← Back to context

Comment by ack_complete

4 days ago

There's an annoying corner case when using SetWindowLongPtr/GetWindowLongPtr() -- Windows sends WM_GETMINMAXINFO before WM_NCCREATE. This can be worked around with a thread local, but a trampoline inherently handles it. Trampolines are also useful for other Win32 user functions that don't have an easy way to store context data, such as SetWindowsHookEx(). They're also slightly faster, though GetWindowLongPtr() at least seems able to avoid a syscall.

The code as written, though, is missing a call to FlushInstructionCache() and might not work in processes that prohibit dynamic code generation. An alternative is to just pregenerate an array of trampolines in a code segment, each referencing a mutable pointer in a parallel array in the data segment. These can be generated straightforwardly with a little template magic. This adds size to the executable unlike an empty RWX segment, but doesn't run afoul of any dynamic codegen restrictions or require I-cache flushing. The number of trampolines must be predetermined, but the RWX segment has the same limitation.

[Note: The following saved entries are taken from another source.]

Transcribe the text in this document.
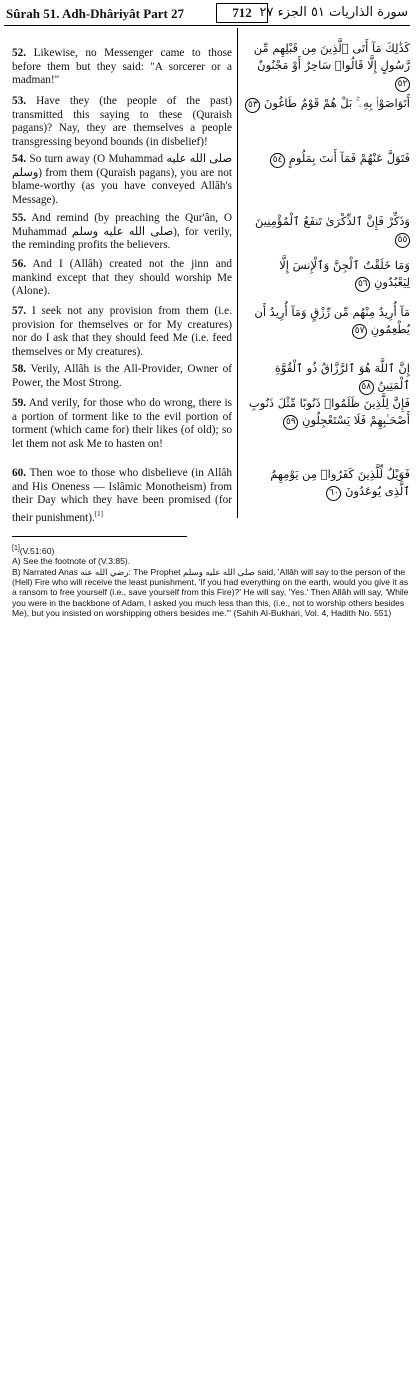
Sûrah 51. Adh-Dhâriyât Part 27	712 سورة الذاريات ٥١ الجزء ٢٧
52. Likewise, no Messenger came to those before them but they said: "A sorcerer or a madman!"
53. Have they (the people of the past) transmitted this saying to these (Quraish pagans)? Nay, they are themselves a people transgressing beyond bounds (in disbelief)!
54. So turn away (O Muhammad صلى الله عليه وسلم) from them (Quraish pagans), you are not blame-worthy (as you have conveyed Allâh's Message).
55. And remind (by preaching the Qur'ân, O Muhammad صلى الله عليه وسلم), for verily, the reminding profits the believers.
56. And I (Allâh) created not the jinn and mankind except that they should worship Me (Alone).
57. I seek not any provision from them (i.e. provision for themselves or for My creatures) nor do I ask that they should feed Me (i.e. feed themselves or My creatures).
58. Verily, Allâh is the All-Provider, Owner of Power, the Most Strong.
59. And verily, for those who do wrong, there is a portion of torment like to the evil portion of torment (which came for) their likes (of old); so let them not ask Me to hasten on!
60. Then woe to those who disbelieve (in Allâh and His Oneness — Islâmic Monotheism) from their Day which they have been promised (for their punishment).[1]
كَذَٰلِكَ مَآ أَتَى ٱلَّذِينَ مِن قَبْلِهِم مِّن رَّسُولٍ إِلَّا قَالُوا۟ سَاحِرٌ أَوْ مَجْنُونٌ ٥٢
أَتَوَاصَوْا۟ بِهِۦ ۚ بَلْ هُمْ قَوْمٌ طَاغُونَ ٥٣
فَتَوَلَّ عَنْهُمْ فَمَآ أَنتَ بِمَلُومٍ ٥٤
وَذَكِّرْ فَإِنَّ ٱلذِّكْرَىٰ تَنفَعُ ٱلْمُؤْمِنِينَ ٥٥
وَمَا خَلَقْتُ ٱلْجِنَّ وَٱلْإِنسَ إِلَّا لِيَعْبُدُونِ ٥٦
مَآ أُرِيدُ مِنْهُم مِّن رِّزْقٍ وَمَآ أُرِيدُ أَن يُطْعِمُونِ ٥٧
إِنَّ ٱللَّهَ هُوَ ٱلرَّزَّاقُ ذُو ٱلْقُوَّةِ ٱلْمَتِينُ ٥٨
فَإِنَّ لِلَّذِينَ ظَلَمُوا۟ ذَنُوبًا مِّثْلَ ذَنُوبِ أَصْحَـٰبِهِمْ فَلَا يَسْتَعْجِلُونِ ٥٩
فَوَيْلٌ لِّلَّذِينَ كَفَرُوا۟ مِن يَوْمِهِمُ ٱلَّذِى يُوعَدُونَ ٦٠

[1](V.51:60)

A) See the footnote of (V.3:85).

B) Narrated Anas رضي الله عنه: The Prophet صلى الله عليه وسلم said, 'Allâh will say to the person of the (Hell) Fire who will receive the least punishment, 'If you had everything on the earth, would you give it as a ransom to free yourself (i.e., save yourself from this Fire)?' He will say, 'Yes.' Then Allâh will say, 'While you were in the backbone of Adam, I asked you much less than this, (i.e., not to worship others besides Me), but you insisted on worshipping others besides me."' (Sahih Al-Bukhari, Vol. 4, Hadith No. 551)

I wasn't aware of the thread local trick, I solve this problem by not setting WS_VISIBLE and calling SetWindowPos & ShowWindow after CreateWindow returns (this solves some other problems as well..)

FlushInstructionCache isn't needed on x86_64. I-cache and D-cache are coherent.

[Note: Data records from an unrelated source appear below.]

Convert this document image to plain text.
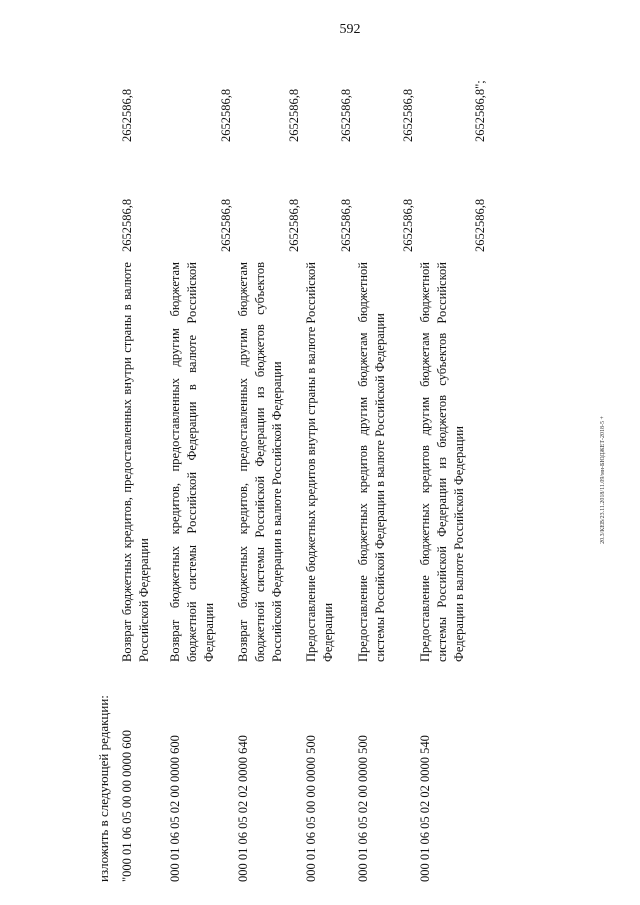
592
20.3/КЕВ/23.11.2018/11.09/мн-БЮДЖЕТ-2018-5 +
изложить в следующей редакции: "000 01 06 05 00 00 0000 600	Возврат бюджетных кредитов, предоставленных внутри страны в валюте Российской Федерации	2652586,8	2652586,8
000 01 06 05 02 00 0000 600	Возврат бюджетных кредитов, предоставленных другим бюджетам бюджетной системы Российской Федерации в валюте Российской Федерации	2652586,8	2652586,8
000 01 06 05 02 02 0000 640	Возврат бюджетных кредитов, предоставленных другим бюджетам бюджетной системы Российской Федерации из бюджетов субъектов Российской Федерации в валюте Российской Федерации	2652586,8	2652586,8
000 01 06 05 00 00 0000 500	Предоставление бюджетных кредитов внутри страны в валюте Российской Федерации	2652586,8	2652586,8
000 01 06 05 02 00 0000 500	Предоставление бюджетных кредитов другим бюджетам бюджетной системы Российской Федерации в валюте Российской Федерации	2652586,8	2652586,8
000 01 06 05 02 02 0000 540	Предоставление бюджетных кредитов другим бюджетам бюджетной системы Российской Федерации из бюджетов субъектов Российской Федерации в валюте Российской Федерации	2652586,8	2652586,8";
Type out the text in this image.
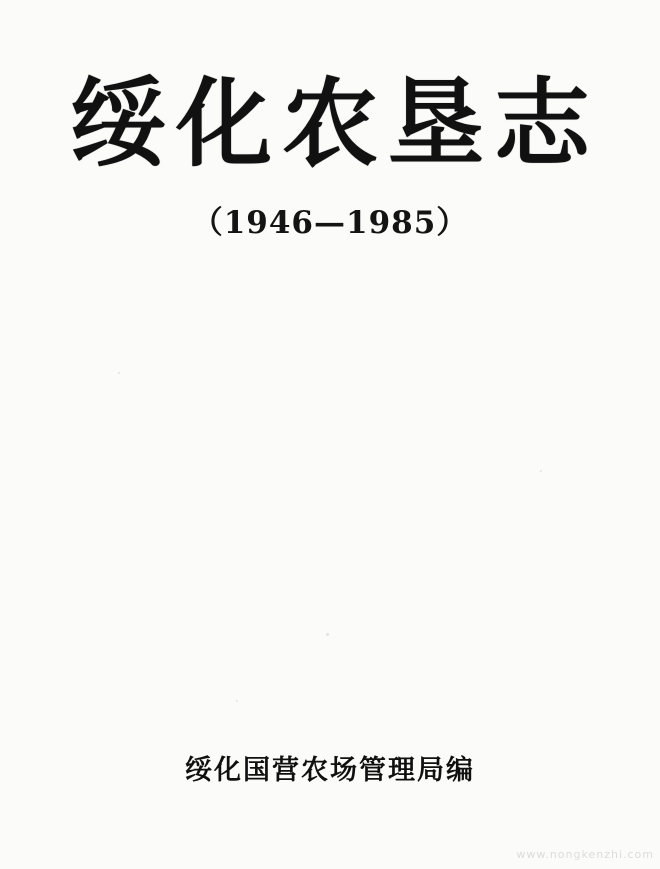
绥化农垦志
（1946—1985）
绥化国营农场管理局编
www.nongkenzhi.com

  • I'm not convinced this is always guaranteed for a Windows x64 program. When running on bare x64 hardware, FlushInstructionCache() does seem to be an (inefficient) noop on Windows 11 x64, but when running in emulation on Windows 11 ARM64, it's running a significantly larger amount of ARM64 native code -- it looks like it might be ensuring that stale JIT code is flushed.